Первый удар колокола: он будет бить тридцать шесть секунд.
– Сейчас я встану и уйду.
И я встал. Серое небо над головой – еще более серое, даже без призрака синевы. Я снова затрудненно сглотнул и негромко спросил:
– Можно я буду писать? Навещать вас? Это допустимо? Или запрещено?
Она опустила руки, снова отвела взгляд.
– Что же, я… я ничего не запрещаю. Это было бы… Но вы впустую потратите время. И мое тоже. Простите. Мне жаль.
Стоя перед ней, я чуть покачивался из стороны в сторону.
– Знаете, я приехал в Розенхайм, надеясь найти вас. Теперь вы рядом со мной, не затеряны где-то, и сдаться я не могу.
Она посмотрела на меня:
– Я не прошу вас не приближаться ко мне. Но прошу… прошу сдаться.
Я коротко поклонился, хрустнув коленями, и сказал:
– Я уведомлю вас о моем приезде. Пожалуйста, приготовьте девушек к чаепитию в «Гранде». В обществе их дядюшки Ангелюса.
Колокольня отбила девятый удар, отбила десятый.
– Разумеется, напоминать вам о цветах не нужно. – Ноги мои ослабели еще пуще, костяшки левого кулака были вдавлены в лоб. – Можете вы кое-что сделать для меня? Когда мы попрощаемся, сейчас, в этот воскресный полдень, тихо скажите «пока».
– Мм, я помню. Да, хорошо. Конечно. – И она выдохнула: – Пока…
Двойняшки вернулись в поле нашего зрения, стояли за белой птицей с длинной шеей, плававшей в круглом пруду.
– Пока, – ответил я и, развернувшись, тронулся в путь.
Разумеется, я в великом долгу перед loci classici, трактующими эту тему – перед трудами Иегуды Бауэра, Рауля Хилберга, Нормана Кона, Алана Буллока, Х. Р. Тревора-Ропера, Ханны Арендт, Люси С. Давидович, Мартина Гилберта, Иэна Кершо, Иоахима К. Феста, Сола Фридандера, Ричарда Дж. Эванса, Ричарда Овери, Гитты Серени, Кристофера Р. Браунинга, Майкла Бёрли, Марка Мазовери и Тимоти Снайдера – вот лишь некоторые из имен. Эти авторы создали макрокосм. Теперь же я хочу отдать должное тем, кто помог мне на уровне meso и micro.

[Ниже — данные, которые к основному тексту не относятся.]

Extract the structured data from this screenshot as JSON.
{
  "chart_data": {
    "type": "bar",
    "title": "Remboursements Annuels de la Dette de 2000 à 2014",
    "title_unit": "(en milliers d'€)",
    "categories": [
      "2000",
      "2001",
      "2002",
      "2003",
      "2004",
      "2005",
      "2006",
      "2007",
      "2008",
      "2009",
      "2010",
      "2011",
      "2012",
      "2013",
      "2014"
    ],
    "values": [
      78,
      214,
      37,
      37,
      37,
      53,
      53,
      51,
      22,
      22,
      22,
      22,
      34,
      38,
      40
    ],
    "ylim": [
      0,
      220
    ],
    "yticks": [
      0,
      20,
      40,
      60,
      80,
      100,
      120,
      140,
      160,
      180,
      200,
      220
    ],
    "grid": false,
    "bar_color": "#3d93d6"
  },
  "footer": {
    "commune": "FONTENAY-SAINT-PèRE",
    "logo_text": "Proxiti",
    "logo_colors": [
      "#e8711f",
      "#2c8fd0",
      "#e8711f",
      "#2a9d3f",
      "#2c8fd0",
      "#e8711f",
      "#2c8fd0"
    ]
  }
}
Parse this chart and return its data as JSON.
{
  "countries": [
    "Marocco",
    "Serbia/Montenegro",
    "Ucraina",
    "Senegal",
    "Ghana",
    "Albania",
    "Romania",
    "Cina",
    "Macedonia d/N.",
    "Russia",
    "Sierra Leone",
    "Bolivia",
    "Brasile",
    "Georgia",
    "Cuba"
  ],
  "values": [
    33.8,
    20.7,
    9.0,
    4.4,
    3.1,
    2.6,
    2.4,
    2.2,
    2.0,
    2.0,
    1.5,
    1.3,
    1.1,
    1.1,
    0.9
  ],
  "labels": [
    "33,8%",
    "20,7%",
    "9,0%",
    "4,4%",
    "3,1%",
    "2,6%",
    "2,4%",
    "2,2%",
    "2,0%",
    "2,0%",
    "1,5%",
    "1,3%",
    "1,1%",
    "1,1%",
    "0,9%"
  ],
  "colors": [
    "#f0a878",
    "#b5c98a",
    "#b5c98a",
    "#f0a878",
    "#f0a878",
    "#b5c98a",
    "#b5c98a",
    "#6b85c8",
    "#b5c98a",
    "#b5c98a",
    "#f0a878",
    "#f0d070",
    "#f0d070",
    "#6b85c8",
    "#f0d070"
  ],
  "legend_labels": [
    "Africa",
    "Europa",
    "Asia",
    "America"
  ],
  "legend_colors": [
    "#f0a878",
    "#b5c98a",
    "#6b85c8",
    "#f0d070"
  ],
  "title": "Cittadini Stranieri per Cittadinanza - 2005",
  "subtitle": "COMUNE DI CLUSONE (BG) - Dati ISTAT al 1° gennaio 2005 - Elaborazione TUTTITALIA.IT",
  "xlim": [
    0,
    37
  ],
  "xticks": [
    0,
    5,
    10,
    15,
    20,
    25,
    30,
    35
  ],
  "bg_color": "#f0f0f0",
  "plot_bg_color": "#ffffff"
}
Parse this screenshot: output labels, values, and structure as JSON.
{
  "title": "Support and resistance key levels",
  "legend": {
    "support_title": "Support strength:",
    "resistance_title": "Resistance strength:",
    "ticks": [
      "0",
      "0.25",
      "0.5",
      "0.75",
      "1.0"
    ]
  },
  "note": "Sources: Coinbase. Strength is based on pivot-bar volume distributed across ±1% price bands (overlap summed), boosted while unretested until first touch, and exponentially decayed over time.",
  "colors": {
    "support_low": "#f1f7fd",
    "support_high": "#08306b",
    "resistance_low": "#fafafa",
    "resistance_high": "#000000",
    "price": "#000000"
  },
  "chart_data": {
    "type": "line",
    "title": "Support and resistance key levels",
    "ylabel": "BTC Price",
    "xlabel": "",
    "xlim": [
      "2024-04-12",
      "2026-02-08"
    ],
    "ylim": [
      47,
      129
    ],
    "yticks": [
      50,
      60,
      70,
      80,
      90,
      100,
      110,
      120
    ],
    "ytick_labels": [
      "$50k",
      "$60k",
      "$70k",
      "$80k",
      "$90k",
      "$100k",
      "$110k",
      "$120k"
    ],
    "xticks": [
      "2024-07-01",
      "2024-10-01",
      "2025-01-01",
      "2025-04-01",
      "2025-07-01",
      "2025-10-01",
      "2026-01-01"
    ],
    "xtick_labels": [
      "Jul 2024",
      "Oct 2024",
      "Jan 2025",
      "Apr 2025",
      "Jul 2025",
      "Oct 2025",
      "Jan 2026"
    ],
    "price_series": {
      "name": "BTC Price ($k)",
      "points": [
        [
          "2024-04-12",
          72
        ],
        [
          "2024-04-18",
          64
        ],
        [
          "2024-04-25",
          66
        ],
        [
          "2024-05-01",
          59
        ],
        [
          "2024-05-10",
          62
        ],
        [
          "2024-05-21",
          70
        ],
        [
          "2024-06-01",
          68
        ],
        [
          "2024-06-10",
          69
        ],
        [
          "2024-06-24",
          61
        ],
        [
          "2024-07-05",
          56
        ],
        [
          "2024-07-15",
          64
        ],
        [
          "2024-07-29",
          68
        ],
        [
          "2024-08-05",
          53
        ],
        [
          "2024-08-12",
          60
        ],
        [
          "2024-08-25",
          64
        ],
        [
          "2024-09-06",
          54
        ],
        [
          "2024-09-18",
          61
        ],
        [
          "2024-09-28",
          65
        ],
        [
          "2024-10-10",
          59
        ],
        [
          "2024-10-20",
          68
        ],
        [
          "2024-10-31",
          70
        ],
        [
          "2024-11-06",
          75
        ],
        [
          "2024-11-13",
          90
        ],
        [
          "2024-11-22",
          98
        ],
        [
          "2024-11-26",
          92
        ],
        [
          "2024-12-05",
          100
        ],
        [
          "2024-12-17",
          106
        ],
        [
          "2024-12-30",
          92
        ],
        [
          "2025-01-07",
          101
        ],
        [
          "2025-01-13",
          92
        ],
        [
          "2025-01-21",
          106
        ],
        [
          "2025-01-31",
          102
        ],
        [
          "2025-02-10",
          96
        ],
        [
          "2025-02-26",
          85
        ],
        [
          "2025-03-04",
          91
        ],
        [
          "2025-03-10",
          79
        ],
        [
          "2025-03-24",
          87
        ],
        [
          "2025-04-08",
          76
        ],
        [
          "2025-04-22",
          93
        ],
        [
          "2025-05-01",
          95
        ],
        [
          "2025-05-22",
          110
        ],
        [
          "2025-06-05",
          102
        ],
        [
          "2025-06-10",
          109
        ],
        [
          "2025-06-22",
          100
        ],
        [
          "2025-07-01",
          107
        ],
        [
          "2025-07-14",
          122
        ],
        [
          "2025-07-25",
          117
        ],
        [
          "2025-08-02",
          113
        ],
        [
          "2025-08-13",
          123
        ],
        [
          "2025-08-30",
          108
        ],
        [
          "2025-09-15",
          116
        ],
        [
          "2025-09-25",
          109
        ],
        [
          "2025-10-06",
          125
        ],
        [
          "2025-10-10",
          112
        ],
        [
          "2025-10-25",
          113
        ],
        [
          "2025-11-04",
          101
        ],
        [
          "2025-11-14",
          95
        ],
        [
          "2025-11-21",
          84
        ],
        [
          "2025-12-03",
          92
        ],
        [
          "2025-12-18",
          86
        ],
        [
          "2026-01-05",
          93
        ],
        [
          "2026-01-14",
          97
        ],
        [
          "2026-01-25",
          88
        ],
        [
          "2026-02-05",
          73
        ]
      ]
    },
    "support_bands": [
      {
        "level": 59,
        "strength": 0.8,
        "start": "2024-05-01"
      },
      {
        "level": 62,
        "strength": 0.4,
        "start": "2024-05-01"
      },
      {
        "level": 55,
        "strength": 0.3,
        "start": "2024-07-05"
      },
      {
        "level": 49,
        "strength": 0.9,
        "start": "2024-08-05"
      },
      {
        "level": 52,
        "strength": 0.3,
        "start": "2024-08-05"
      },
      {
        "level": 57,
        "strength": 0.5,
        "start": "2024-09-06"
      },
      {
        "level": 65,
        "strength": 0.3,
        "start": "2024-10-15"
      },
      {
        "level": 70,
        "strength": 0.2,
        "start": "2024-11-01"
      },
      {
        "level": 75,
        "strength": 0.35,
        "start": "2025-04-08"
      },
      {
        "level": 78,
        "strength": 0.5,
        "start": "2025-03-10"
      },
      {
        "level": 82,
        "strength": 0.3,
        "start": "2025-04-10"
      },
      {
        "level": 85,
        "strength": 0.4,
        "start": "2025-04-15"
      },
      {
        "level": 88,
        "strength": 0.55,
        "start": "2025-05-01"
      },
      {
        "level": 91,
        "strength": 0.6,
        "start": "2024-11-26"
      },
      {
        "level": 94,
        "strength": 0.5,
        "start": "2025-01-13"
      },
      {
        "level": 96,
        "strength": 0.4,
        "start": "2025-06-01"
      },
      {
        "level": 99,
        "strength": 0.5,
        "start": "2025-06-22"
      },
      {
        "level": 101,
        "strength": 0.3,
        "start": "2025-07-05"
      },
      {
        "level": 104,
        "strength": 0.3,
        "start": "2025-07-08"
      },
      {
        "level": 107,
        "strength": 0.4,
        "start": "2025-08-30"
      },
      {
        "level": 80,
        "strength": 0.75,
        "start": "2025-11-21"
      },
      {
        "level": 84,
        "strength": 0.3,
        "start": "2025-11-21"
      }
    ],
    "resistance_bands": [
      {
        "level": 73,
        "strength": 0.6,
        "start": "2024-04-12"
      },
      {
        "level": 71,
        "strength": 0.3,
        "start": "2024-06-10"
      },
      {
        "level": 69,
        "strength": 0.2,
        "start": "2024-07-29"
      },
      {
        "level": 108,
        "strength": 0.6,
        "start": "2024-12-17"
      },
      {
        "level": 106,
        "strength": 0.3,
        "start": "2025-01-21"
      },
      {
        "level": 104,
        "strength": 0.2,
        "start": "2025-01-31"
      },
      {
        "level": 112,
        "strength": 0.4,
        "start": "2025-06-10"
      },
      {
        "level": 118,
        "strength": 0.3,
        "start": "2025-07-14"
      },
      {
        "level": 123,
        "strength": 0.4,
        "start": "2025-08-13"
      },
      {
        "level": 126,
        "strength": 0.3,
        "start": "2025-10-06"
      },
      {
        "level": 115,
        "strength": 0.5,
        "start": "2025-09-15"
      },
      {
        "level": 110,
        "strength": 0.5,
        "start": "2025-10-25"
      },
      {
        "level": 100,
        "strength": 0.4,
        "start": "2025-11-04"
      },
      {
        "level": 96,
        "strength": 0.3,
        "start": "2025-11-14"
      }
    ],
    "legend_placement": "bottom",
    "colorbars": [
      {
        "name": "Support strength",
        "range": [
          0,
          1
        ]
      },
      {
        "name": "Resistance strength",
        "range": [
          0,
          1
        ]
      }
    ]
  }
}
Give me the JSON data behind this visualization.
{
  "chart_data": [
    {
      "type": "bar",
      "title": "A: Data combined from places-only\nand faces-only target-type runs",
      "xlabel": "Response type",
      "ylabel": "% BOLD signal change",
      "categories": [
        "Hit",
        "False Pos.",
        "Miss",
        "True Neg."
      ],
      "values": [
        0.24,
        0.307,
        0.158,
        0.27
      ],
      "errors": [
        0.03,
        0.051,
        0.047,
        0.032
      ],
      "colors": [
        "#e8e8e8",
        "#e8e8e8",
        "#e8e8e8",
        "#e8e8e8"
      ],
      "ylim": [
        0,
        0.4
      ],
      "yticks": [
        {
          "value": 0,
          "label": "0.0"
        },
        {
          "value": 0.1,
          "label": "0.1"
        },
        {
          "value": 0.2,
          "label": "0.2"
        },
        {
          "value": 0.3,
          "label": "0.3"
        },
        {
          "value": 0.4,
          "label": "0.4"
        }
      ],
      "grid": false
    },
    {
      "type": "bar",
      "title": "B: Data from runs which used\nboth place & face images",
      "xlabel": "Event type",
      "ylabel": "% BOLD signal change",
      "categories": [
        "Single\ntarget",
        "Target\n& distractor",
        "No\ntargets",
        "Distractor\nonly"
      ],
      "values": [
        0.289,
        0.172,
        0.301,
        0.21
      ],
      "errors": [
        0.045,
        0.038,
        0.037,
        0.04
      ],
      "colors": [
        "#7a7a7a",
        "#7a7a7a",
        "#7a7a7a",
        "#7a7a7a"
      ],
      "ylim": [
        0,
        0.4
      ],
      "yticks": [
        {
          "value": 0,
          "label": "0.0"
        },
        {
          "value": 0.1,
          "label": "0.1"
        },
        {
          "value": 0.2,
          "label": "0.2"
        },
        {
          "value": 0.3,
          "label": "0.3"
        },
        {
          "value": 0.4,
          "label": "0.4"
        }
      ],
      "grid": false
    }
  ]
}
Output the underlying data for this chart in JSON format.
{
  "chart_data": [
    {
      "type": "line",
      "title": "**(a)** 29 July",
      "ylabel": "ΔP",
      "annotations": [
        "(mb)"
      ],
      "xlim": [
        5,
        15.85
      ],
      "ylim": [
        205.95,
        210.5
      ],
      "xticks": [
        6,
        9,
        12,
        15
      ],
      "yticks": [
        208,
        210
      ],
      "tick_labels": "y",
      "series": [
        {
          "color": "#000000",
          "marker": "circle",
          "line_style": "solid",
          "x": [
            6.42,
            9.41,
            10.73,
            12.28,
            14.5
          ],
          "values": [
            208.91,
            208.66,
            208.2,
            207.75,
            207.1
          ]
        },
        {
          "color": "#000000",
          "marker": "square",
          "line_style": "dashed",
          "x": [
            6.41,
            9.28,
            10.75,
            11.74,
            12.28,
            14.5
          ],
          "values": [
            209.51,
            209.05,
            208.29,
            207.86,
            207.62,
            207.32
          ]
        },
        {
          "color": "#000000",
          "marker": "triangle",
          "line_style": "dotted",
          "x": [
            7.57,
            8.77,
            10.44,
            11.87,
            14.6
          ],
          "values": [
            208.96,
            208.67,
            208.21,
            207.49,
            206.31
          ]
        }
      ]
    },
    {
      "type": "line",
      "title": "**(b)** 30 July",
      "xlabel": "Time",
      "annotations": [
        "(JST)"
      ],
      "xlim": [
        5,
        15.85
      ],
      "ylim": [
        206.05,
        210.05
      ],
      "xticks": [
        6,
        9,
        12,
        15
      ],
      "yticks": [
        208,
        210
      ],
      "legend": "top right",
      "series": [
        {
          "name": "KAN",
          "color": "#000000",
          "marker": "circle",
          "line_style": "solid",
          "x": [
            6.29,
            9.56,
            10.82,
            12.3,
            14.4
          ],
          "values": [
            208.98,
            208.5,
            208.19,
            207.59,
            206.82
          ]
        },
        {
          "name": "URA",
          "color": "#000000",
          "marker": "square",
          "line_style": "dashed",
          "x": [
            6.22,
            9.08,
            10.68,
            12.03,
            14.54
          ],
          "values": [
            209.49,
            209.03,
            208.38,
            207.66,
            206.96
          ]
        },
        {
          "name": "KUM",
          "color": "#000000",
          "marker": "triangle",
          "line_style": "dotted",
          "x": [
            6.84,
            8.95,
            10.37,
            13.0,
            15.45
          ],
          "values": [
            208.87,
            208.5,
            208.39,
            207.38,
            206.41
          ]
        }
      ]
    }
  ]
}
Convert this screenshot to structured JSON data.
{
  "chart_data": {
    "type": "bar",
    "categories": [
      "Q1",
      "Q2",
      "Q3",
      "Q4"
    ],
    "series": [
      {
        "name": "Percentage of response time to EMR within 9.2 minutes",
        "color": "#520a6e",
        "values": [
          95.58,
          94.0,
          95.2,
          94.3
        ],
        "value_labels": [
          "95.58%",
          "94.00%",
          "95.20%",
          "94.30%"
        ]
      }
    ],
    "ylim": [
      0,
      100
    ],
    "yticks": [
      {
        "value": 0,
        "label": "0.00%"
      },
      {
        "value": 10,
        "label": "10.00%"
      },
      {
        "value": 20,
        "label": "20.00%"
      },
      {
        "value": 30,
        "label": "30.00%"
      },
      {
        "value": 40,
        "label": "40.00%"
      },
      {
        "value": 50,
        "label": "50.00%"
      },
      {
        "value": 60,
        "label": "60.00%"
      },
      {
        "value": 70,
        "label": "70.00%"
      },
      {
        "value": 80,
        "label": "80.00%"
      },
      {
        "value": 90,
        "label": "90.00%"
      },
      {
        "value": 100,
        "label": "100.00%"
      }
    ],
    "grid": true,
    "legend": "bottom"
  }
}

В том, что касается настроений и самой ткани существования в Третьем рейхе, это авторитетные труды «Я буду свидетельствовать» и «До горького конца» Виктора Клемперера; презрительно интеллигентный «Дневник отчаявшегося человека» Фридриха Река; захватывающий, полный политической остроты «Берлинский дневник 1940–1945» Марии Васильчиковой и «Письма к Фрее» Хельмута Джеймса фон Мольтке – памятник нравственной стойкости (и любви к жене), тем более убедительный, что он исповедально рассказывает о попытках увильнуть от прямых ответов, предпринятых после победы над Францией в июне 1940-го.